LendingClub lays off 460 employees, or 30% of the workforce
LendingClub, the San Francisco-based company that provides online loans to help consumers refinance their credit card debt, lays off 460 employees, according to a regulatory filing. This represents 30% of its staff. CEO Scott Sanborn takes a 30% pay cut, while the rest of the management team takes a 25% cut. Employees earning $ 100,000 or less have not benefited from pay cuts, says Anuj Nayar, communications manager for LendingClub.
The move comes as the company expects a significant drop in revenue this year. Since LendingClub is not a bank (its acquisition of Radius has not yet closed), it finances loans in two ways: by matching investors directly with borrowers, or by using a line of credit from a bank, and then packaging and selling the loans to large investors. As the coronavirus has caused 22 million job losses in the United States, consumers are already in trouble to repay loans online. Investors have therefore become nervous about financing LendingClub loans – investors are in a “wait and see” period, says Nayar. As revenue forecasts decline rapidly, the business must reduce fixed costs such as employee salaries to meet annual expenses.

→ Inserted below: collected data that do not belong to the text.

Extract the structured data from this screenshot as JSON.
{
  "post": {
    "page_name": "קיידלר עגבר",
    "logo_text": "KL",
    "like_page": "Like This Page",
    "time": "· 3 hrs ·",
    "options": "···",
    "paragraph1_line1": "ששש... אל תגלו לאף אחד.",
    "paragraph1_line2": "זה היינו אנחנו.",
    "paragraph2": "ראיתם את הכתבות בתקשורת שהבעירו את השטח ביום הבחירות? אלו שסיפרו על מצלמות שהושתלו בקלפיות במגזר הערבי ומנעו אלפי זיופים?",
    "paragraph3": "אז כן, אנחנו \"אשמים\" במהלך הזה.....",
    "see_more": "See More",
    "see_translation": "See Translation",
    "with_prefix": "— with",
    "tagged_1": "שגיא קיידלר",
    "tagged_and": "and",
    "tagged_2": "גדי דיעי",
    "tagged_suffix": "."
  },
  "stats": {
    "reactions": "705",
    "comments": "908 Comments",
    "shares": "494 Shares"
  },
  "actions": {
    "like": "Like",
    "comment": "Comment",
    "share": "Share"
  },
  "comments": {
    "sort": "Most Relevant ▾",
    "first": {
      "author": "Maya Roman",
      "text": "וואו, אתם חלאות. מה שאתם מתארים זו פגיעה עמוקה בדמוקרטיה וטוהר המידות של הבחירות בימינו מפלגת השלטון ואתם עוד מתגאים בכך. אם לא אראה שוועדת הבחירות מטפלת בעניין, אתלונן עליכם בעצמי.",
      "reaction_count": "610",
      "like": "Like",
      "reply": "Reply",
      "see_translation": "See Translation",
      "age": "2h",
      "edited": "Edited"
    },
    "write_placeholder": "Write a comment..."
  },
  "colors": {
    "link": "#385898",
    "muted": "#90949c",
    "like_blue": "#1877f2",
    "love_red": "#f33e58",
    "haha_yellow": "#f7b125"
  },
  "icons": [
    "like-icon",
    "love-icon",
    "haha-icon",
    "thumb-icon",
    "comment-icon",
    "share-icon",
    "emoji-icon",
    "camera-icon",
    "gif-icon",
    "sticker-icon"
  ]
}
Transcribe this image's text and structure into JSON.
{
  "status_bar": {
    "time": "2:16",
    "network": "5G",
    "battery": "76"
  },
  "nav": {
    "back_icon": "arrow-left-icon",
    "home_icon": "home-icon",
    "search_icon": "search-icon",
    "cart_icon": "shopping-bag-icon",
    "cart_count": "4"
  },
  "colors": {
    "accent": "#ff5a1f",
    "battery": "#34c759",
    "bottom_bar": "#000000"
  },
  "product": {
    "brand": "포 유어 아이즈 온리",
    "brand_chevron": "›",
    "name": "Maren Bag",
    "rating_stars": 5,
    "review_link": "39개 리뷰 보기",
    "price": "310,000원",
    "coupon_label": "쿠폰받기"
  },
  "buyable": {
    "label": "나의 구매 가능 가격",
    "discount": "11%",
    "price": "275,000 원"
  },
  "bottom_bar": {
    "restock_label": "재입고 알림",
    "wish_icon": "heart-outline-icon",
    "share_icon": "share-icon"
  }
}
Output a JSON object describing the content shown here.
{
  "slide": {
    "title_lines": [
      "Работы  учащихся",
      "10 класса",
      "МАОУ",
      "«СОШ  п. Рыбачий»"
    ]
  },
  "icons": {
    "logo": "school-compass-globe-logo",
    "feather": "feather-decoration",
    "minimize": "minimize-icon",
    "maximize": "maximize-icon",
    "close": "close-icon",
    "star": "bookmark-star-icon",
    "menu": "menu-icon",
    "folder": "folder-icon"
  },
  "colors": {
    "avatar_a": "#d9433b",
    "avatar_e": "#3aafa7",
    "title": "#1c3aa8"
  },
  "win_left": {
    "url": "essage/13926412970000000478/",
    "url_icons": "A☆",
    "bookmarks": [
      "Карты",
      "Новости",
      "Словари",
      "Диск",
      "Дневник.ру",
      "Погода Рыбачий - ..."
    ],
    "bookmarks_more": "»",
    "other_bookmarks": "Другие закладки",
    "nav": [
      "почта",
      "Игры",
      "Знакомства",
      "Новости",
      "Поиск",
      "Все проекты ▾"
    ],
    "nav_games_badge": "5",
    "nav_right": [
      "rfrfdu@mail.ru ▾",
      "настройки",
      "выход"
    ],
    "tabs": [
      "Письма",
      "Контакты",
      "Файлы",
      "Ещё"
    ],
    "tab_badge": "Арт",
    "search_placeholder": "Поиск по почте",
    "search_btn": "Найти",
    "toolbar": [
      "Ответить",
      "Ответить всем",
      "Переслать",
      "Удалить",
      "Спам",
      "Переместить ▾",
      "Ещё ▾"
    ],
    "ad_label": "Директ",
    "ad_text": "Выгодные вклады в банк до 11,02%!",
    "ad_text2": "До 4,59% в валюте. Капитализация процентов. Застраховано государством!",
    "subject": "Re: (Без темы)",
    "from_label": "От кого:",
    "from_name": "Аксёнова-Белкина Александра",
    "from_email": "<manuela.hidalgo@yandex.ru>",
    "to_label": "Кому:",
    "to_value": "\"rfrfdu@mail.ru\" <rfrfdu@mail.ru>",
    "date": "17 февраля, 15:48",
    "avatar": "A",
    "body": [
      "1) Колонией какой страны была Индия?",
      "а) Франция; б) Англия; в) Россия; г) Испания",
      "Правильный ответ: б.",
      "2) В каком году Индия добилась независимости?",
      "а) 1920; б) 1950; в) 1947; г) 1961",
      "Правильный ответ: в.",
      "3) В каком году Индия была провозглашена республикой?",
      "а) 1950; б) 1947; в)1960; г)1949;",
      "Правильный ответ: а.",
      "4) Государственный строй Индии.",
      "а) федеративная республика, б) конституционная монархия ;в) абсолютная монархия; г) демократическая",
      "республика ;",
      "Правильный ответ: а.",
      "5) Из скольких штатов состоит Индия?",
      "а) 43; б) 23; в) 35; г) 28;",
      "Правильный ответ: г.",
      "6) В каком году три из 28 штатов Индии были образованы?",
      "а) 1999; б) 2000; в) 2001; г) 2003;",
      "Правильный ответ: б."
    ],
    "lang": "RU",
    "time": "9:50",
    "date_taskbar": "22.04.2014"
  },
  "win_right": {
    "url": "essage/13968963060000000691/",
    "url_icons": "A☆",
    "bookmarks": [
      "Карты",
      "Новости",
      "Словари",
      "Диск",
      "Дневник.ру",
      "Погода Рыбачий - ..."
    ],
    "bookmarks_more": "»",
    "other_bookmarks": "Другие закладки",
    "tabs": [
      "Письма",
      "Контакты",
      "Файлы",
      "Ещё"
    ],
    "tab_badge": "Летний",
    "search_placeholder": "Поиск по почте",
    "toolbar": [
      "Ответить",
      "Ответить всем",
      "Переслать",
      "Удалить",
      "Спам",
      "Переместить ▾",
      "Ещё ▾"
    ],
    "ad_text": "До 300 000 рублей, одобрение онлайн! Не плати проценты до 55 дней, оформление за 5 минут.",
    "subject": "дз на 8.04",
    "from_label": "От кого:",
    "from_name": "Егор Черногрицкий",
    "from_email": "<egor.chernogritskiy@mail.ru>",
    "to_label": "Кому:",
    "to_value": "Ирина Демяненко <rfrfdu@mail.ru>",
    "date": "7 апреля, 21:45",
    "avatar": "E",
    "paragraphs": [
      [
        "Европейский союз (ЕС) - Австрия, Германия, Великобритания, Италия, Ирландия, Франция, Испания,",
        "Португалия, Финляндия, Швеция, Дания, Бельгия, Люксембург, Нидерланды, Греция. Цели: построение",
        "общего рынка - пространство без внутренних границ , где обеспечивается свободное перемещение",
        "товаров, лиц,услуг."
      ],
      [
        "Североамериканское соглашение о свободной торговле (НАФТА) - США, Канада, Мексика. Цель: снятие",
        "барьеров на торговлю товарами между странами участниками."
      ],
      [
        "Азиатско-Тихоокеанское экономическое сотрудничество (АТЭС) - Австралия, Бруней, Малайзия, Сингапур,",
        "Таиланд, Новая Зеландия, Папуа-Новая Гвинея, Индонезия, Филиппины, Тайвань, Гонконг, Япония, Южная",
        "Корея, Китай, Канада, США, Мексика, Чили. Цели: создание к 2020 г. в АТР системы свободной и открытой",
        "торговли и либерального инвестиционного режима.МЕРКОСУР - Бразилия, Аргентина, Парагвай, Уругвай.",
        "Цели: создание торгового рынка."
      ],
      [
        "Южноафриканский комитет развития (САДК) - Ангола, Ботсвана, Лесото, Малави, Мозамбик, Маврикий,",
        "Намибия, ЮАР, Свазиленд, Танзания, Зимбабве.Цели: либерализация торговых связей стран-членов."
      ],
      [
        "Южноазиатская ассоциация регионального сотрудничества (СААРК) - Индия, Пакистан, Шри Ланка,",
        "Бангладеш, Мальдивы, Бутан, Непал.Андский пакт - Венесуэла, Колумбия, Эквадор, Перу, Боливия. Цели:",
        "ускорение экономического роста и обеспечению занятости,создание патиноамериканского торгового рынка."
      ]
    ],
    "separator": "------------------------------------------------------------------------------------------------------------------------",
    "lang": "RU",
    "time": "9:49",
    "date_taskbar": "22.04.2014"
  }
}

LendingClub was instrumental in the creation of online loans in 2006, making it faster and easier for people to obtain lump sum loans ranging from $ 1,000 to $ 40,000. It reached a market value of $ 10 billion after its IPO in 2014. But as the category has become more competitive, the cost of recruiting new clients has increased rapidly and LendingClub has not been able to hit a high. profitability. After the dismissal of CEO Renaud Laplanche in 2016 for allegedly selling $ 22 million lending to an investor in a way that violates specific investor instructions, its stock price collapsed and never recovered.
Over the past two months, LendingClub’s stock has fallen 40%, hovering around a market value of $ 500 million today. It is the largest personal loan lender in America, with approximately $ 12 billion in loans last year.
“It’s never easy to lose people who are not just colleagues, but teammates and friends,” CEO Scott Sanborn said in a statement. “However, there was a need to realign our workforce to the current business environment. Through these actions, we believe we are well positioned to achieve our long-term strategic goals and better serve our members.